And This is What it Took – Coronavirus

And this is what it took.

For us all to stop.

To empty the streets.

To let the sky breathe.

To clear the air of routine vacations and business trips that could have been meetings.

To listen to how the world sounds without music and festivals and museums and freelancers.

To quietly miss the howling of drunk people on your street at 3am on Sunday mornings.

To notice the vulnerable amongst us.

To want to protect them.

To be vulnerable ourselves.

To miss touching.

To have afternoon sex.

To check in with your old friends.

and your new friends

and your work friends

and the pregnant girl who works afternoons at your local pharmacy

and the guy at the IGA who sometimes slips in an expired chocolate bar with your weekend paper and three avocados

and your therapist

and her wife

and your old boss who’s going through chemo

and your dad because you love him and actually, you love them

and maybe you’ve only just really realised that at the end of the world,

or at least of polite supermarkets, sports fans and Times Square.
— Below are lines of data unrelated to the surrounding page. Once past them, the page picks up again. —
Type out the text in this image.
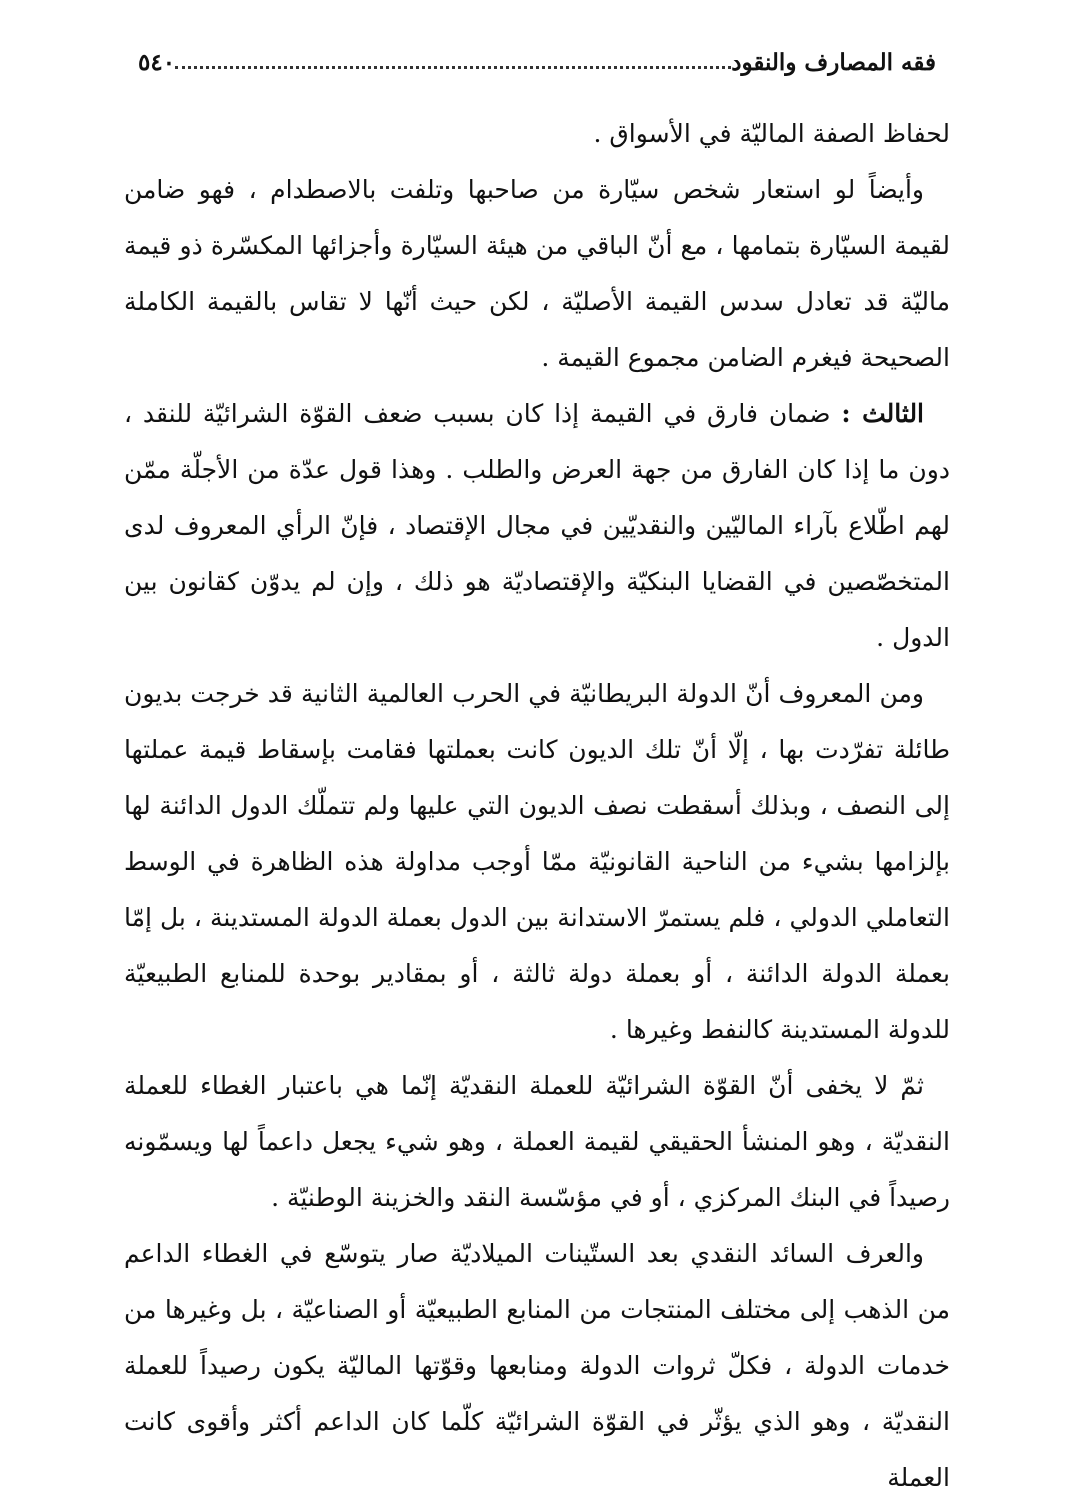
فقه المصارف والنقود
٥٤٠

لحفاظ الصفة الماليّة في الأسواق .

وأيضاً لو استعار شخص سيّارة من صاحبها وتلفت بالاصطدام ، فهو ضامن لقيمة السيّارة بتمامها ، مع أنّ الباقي من هيئة السيّارة وأجزائها المكسّرة ذو قيمة ماليّة قد تعادل سدس القيمة الأصليّة ، لكن حيث أنّها لا تقاس بالقيمة الكاملة الصحيحة فيغرم الضامن مجموع القيمة .

الثالث : ضمان فارق في القيمة إذا كان بسبب ضعف القوّة الشرائيّة للنقد ، دون ما إذا كان الفارق من جهة العرض والطلب . وهذا قول عدّة من الأجلّة ممّن لهم اطّلاع بآراء الماليّين والنقديّين في مجال الإقتصاد ، فإنّ الرأي المعروف لدى المتخصّصين في القضايا البنكيّة والإقتصاديّة هو ذلك ، وإن لم يدوّن كقانون بين الدول .

ومن المعروف أنّ الدولة البريطانيّة في الحرب العالمية الثانية قد خرجت بديون طائلة تفرّدت بها ، إلّا أنّ تلك الديون كانت بعملتها فقامت بإسقاط قيمة عملتها إلى النصف ، وبذلك أسقطت نصف الديون التي عليها ولم تتملّك الدول الدائنة لها بإلزامها بشيء من الناحية القانونيّة ممّا أوجب مداولة هذه الظاهرة في الوسط التعاملي الدولي ، فلم يستمرّ الاستدانة بين الدول بعملة الدولة المستدينة ، بل إمّا بعملة الدولة الدائنة ، أو بعملة دولة ثالثة ، أو بمقادير بوحدة للمنابع الطبيعيّة للدولة المستدينة كالنفط وغيرها .

ثمّ لا يخفى أنّ القوّة الشرائيّة للعملة النقديّة إنّما هي باعتبار الغطاء للعملة النقديّة ، وهو المنشأ الحقيقي لقيمة العملة ، وهو شيء يجعل داعماً لها ويسمّونه رصيداً في البنك المركزي ، أو في مؤسّسة النقد والخزينة الوطنيّة .

والعرف السائد النقدي بعد الستّينات الميلاديّة صار يتوسّع في الغطاء الداعم من الذهب إلى مختلف المنتجات من المنابع الطبيعيّة أو الصناعيّة ، بل وغيرها من خدمات الدولة ، فكلّ ثروات الدولة ومنابعها وقوّتها الماليّة يكون رصيداً للعملة النقديّة ، وهو الذي يؤثّر في القوّة الشرائيّة كلّما كان الداعم أكثر وأقوى كانت العملة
To have time for how they’re really feeling.

To have more time for their stories, fears, toilet paper count, Netflix recommendations, thanks-for-calling’s, really-it’s-been-so-nice’s, I’ve-missed-you’s

To crave social distancing and a blanket.

To let it feel good and sad and unbearable.

To feel genuine love for your comfiest couch.

To be reminded of the obscene luxury of stocked shelves.

To want promotions for the patient saints working the doomsday cash registers of terror towns and frightened cities.

To cook a bit extra for a night shift nurse or your neighbours with the five kids.

To have our husbands and wives and partners at home.

To remember that even though money’s tight already this month and you’ve started biting your nails again, that is still a return.

To sit in shock and awe at the energy your children possess.

To try and remember it while they’re running laps around the room and you’ve just spent the three hours downloading Frozen 2.

To invent.

To play.

To cook with what we have.

To welcome boredom into our homes.

To take your mid-year holiday visiting the different rooms in your house instead of Bali.

To decorate the attic like a tropical resort of the bar in a ski lodge or Venice in the spring and stay there instead.

To wonder what you could make out of two whole weeks.

To fall in love with Italy without ever having been.

To weep while people become neighbourhood choirs from their balconies.

To weep again while others call nursing homes to see if anyone needs a visitor before there can be none.

To weep still while we wonder why we’ve never done all this before.

To become human, maybe even for the first time.